The *command* is executed in a subshell and the standard output of the command is substituted.
Command substitution is used to store the output of a command in a variable. The following
example is from https://mywiki.wooledge.org/CommandSubstitution

In [None]:
echo "Today is $(date +%A), it's $(date +%H:%M)"

In the above example, the output of the two `date` commands are substituted into the string printed
by `echo` uisng command substitutions.

The output of the `cowsay` command can be saved in a variable like so:

In [None]:
moo=$(cowsay "Mooooo!")

Running the previous cell produces no output because the output of `cowsay` is saved in the variable `moo`
instead of being sent to standard output. Of course, the value of `moo` can be printed or used for some
other computation:

In [None]:
echo "$moo"

## Arithmetic expansion

Arithmetic expansion has the form:

`$((` *expression* `)`

where *expression* is an integer arithmetic expression. The arithmetic expansion is evaluated and the value
is substituted.

In [None]:
echo $(( 1 + 1 ))

In [None]:
# silly example
mkdir dir$((2 * 5))
ls

Arithmetic expansions are somewhat uncommon when using the command line, but are frequently
used in scripts. See the *Arithmetic* notebook for details.

## Word splitting

After all of the previous expansions have occurred, anything not inside double quotes undergoes word splitting.
Word splitting splits a string into separate parts or fields where each field is delimited by one or more
field separator characters. Word splitting results in a sequence (list) of one or more fields.

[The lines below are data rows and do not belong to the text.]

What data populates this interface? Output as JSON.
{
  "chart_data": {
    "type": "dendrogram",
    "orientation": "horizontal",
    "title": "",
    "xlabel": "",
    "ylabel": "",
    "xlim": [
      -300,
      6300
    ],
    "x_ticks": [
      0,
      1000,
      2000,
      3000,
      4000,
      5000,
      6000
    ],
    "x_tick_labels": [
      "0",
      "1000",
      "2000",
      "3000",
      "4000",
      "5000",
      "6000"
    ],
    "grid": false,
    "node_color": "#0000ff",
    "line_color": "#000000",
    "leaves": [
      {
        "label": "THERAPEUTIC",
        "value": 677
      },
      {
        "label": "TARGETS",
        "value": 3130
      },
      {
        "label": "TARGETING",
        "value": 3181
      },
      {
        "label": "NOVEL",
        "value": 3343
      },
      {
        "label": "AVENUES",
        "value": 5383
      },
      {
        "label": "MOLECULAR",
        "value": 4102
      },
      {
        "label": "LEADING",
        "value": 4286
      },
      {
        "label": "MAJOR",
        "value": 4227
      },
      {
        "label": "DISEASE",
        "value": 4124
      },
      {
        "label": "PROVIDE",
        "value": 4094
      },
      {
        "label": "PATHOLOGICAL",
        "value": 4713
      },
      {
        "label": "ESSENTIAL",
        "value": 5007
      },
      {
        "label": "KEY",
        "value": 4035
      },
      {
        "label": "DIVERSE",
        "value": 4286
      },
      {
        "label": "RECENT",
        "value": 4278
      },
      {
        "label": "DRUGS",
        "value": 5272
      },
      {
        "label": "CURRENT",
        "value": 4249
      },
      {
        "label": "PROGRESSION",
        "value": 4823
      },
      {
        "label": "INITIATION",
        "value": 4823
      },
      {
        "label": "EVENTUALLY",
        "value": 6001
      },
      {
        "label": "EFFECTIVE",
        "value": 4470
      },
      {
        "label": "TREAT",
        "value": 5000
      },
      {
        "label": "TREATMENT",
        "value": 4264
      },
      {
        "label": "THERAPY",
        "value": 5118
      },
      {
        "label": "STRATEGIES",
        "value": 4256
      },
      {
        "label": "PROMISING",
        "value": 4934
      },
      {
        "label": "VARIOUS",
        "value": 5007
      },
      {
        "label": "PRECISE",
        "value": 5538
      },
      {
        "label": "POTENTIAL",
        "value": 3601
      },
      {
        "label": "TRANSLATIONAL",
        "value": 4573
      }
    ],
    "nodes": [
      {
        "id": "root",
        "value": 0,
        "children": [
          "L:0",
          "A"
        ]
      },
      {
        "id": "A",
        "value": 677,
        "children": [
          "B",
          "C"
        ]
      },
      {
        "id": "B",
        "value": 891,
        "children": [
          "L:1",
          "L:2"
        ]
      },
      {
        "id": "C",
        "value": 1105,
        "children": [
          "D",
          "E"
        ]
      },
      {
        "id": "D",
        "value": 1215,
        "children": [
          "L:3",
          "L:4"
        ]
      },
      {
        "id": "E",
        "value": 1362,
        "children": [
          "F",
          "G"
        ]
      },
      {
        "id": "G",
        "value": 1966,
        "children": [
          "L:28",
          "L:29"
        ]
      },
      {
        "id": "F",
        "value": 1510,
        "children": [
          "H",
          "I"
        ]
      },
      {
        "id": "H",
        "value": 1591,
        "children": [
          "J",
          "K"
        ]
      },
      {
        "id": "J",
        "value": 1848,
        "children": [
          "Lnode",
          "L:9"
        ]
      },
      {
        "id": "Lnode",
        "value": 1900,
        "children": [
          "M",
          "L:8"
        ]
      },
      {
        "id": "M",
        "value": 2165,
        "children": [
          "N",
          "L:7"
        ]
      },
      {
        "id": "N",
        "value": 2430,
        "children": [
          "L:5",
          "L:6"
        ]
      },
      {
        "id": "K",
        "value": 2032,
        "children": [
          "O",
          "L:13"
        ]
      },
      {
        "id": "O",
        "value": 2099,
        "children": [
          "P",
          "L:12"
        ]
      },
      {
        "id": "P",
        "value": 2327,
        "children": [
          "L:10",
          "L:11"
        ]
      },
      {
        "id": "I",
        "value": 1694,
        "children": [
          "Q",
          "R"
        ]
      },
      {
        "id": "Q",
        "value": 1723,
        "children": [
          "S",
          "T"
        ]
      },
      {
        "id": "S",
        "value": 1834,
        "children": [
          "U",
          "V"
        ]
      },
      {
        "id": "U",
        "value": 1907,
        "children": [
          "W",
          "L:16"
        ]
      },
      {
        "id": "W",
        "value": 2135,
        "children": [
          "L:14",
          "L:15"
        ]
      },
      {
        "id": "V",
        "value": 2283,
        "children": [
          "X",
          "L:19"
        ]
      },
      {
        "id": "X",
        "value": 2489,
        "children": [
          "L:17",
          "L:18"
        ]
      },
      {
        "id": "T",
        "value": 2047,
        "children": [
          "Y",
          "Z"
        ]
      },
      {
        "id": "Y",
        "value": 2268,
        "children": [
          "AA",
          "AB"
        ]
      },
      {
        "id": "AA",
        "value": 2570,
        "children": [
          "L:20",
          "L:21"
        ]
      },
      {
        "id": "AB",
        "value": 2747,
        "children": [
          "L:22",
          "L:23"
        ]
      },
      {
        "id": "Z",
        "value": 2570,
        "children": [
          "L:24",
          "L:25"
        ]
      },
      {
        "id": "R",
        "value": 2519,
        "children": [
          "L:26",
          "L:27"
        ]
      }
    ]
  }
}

The default field separator characters are the space, the tab character, and the
newline character.

The occurrence of word splitting is why spaces are discouraged in filenames. You may have noticed the file
with name `CISC220 Assignment solutions.zip`. If you try to unzip the file like so:

In [None]:
unzip CISC220 Assignment solutions.zip

you will see that the `unzip` program complains that it cannot find the file `CISC220`. Word splitting has
resulted in the filename being broken up into three separate words: `CISC220`, `Assignment`, and `solutions.zip`.
Quoting or escaping the spaces in the filename are needed to suprress word splitting.

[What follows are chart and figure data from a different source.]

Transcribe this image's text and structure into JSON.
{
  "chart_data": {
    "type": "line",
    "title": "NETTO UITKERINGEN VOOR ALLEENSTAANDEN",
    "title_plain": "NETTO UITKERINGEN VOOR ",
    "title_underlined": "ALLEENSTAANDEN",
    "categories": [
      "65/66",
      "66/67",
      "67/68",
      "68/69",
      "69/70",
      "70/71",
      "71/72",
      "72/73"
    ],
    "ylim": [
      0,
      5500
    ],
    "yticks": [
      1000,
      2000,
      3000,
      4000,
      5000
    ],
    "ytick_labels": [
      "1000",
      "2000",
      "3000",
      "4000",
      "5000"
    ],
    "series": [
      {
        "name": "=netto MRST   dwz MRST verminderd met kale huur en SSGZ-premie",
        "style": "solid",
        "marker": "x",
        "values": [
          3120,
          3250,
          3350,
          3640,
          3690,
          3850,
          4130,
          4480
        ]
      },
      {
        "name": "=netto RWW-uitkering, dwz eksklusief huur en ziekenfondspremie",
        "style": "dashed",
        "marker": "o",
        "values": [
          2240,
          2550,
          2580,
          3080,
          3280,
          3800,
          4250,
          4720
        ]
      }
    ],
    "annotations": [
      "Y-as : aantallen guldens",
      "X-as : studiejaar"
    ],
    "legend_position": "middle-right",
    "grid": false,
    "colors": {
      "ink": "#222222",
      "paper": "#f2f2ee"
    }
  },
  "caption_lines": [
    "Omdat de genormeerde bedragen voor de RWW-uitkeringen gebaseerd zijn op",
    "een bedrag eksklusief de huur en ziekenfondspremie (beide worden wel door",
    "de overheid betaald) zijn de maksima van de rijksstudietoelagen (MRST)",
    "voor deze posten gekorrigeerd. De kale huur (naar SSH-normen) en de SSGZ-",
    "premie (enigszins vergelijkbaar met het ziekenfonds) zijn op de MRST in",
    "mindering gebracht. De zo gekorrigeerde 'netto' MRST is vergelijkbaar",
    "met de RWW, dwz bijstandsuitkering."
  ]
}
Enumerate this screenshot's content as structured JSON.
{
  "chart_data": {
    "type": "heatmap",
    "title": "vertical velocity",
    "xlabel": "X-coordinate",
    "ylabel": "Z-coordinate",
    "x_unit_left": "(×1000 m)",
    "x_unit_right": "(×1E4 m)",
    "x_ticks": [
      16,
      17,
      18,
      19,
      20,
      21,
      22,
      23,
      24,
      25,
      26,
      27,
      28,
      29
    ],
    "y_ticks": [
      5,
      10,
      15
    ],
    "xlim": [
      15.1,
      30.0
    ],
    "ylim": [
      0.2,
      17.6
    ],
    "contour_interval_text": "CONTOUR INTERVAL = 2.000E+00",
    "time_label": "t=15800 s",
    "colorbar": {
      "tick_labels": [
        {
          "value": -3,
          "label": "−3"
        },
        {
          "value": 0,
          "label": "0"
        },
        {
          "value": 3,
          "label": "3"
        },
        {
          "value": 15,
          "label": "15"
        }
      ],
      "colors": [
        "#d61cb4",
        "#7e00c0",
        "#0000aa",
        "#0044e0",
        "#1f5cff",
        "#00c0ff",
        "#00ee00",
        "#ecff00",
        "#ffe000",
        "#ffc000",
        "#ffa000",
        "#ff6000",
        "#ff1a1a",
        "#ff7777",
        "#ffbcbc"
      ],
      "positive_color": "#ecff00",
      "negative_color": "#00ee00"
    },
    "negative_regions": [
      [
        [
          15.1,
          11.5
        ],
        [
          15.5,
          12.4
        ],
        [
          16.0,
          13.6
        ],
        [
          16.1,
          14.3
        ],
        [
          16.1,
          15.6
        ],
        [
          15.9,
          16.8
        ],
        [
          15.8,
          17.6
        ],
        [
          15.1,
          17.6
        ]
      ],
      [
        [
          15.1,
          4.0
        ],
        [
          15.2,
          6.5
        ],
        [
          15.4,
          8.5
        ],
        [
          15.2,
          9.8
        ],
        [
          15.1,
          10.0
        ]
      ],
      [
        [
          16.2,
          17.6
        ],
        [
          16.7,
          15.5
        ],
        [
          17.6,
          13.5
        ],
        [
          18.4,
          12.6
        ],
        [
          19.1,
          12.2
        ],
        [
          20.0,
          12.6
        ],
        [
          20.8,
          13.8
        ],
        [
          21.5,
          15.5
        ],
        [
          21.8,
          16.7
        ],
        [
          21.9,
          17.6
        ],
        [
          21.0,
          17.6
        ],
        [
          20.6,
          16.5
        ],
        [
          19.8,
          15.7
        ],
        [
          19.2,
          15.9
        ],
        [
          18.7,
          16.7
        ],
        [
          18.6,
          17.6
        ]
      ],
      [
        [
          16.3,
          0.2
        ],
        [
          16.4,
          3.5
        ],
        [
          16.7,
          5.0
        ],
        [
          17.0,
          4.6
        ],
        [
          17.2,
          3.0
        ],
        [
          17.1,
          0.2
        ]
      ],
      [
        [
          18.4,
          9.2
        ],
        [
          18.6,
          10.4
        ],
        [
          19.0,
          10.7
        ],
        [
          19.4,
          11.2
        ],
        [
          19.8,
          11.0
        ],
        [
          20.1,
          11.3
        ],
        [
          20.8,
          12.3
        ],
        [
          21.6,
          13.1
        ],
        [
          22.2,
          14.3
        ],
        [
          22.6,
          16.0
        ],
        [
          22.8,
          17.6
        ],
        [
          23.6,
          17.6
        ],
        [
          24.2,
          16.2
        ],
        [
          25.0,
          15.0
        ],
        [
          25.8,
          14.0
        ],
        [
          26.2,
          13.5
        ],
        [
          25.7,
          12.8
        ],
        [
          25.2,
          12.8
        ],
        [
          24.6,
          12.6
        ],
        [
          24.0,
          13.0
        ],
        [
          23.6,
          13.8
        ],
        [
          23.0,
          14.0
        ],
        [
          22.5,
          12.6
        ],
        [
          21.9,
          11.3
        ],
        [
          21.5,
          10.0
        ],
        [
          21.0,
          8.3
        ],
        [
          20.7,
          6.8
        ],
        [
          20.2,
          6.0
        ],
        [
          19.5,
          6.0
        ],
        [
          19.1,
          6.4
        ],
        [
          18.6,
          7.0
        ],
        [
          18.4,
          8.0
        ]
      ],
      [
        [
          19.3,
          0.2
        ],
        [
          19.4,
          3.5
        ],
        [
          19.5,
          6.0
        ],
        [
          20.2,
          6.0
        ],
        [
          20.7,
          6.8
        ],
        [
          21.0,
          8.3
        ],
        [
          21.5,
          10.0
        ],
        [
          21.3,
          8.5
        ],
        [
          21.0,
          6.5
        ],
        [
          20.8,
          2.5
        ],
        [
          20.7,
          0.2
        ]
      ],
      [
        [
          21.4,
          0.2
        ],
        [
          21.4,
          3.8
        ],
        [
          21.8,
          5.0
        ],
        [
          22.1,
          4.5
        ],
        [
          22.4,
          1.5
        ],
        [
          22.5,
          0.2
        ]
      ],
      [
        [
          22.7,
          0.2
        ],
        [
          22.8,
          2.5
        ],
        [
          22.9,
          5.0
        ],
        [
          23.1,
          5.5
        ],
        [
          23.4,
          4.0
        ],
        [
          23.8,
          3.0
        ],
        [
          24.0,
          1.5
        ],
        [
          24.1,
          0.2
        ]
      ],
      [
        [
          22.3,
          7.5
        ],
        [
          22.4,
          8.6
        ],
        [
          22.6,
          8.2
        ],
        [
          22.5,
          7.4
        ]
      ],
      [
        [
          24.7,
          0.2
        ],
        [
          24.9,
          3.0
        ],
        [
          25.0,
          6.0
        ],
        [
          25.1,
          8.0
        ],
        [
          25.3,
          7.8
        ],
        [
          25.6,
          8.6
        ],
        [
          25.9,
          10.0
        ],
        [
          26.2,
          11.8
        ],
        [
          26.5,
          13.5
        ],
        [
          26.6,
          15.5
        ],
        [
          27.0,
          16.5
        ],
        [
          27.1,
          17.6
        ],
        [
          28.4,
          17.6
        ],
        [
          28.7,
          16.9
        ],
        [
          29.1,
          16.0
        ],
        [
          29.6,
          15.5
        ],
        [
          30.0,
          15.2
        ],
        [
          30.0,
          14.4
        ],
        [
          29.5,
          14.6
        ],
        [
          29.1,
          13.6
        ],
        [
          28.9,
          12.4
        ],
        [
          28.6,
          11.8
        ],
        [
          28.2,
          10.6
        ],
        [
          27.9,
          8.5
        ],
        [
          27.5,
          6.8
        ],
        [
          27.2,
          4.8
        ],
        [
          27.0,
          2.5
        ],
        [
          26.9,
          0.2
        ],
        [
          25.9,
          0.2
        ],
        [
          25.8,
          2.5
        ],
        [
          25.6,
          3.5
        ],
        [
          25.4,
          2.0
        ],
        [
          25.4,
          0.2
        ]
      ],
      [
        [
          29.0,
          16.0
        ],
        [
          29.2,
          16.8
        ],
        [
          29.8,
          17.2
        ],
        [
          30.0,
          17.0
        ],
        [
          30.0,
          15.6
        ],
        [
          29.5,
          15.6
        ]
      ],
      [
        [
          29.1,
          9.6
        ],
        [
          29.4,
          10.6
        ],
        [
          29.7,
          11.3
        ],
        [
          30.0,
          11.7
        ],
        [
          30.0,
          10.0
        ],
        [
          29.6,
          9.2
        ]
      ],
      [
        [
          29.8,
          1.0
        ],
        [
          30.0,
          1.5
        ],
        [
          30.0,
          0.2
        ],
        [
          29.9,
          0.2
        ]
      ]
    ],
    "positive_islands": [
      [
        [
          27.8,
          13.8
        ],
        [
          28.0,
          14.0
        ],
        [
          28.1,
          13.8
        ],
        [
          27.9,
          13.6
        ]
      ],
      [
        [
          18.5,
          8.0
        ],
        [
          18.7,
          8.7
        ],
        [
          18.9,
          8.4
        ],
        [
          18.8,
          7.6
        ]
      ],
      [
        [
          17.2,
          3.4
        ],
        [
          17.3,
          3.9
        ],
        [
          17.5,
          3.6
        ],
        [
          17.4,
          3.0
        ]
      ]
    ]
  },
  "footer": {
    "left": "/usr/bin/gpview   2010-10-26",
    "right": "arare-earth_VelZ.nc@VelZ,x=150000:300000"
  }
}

The shell uses the *internal field separator*
variable `IFS` to store the field separator characters. By default `IFS` contains 
the characters corresponding to the space, tab, and newline characters. Each character currently stored in `IFS`
is considered to be a valid field separator. If two or more field separator characters occur adjacent to
each other then the shell treats them as a single field separator.

Note that word splitting occurs after all other expansions except for filename expansion. This can cause
surprising results. Consider the following string containing multiple default field separators:

In [None]:
str="field1    field2       field3


field4"

To use the value of `str` we use the parameter expansion `$str`; however, word splitting occurs *after
the parameter expansion*. Try printing the value of `str` using echo:

In [None]:
echo $str

Notice that the mulitple spaces between `field1` and `field2`, `field2` and `field3`, and the three newline
characters between `field3` and `field4` are all replaced with a single space. 

It is sometimes useful
to manipulate `IFS` to modify how word splitting is performed. For example, suppose that you have a string
containing comma separated fields (in this case, a student number, last name, first name):

In [None]:
str="123456,Ester,Polly"

By temporarily changing the value of `IFS` we can modify the behavior of word splitting:

In [None]:
# temporarily change IFS
OLDIFS=$IFS
IFS=","

echo $str

# restore IFS so that word splitting behaves as normal
IFS=$OLDIFS

The sequence of fields produced by word splitting can be processed using a `for` loop:

In [None]:
# temporarily change IFS
OLDIFS=$IFS
IFS=","

for field in $str; do
    echo $field
done

# restore IFS so that word splitting behaves as normal
IFS=$OLDIFS

Alternatively, the list of fields can be passed to another command or function for processing.

There are many rules describing the precise behavior of word splitting. These rules are described in https://www.gnu.org/software/bash/manual/html_node/Word-Splitting.html

## Filename expansion

The last expansion that occurs is filename expansion that occurs when wildcards are used. See the *Filename expansion* notebook for details.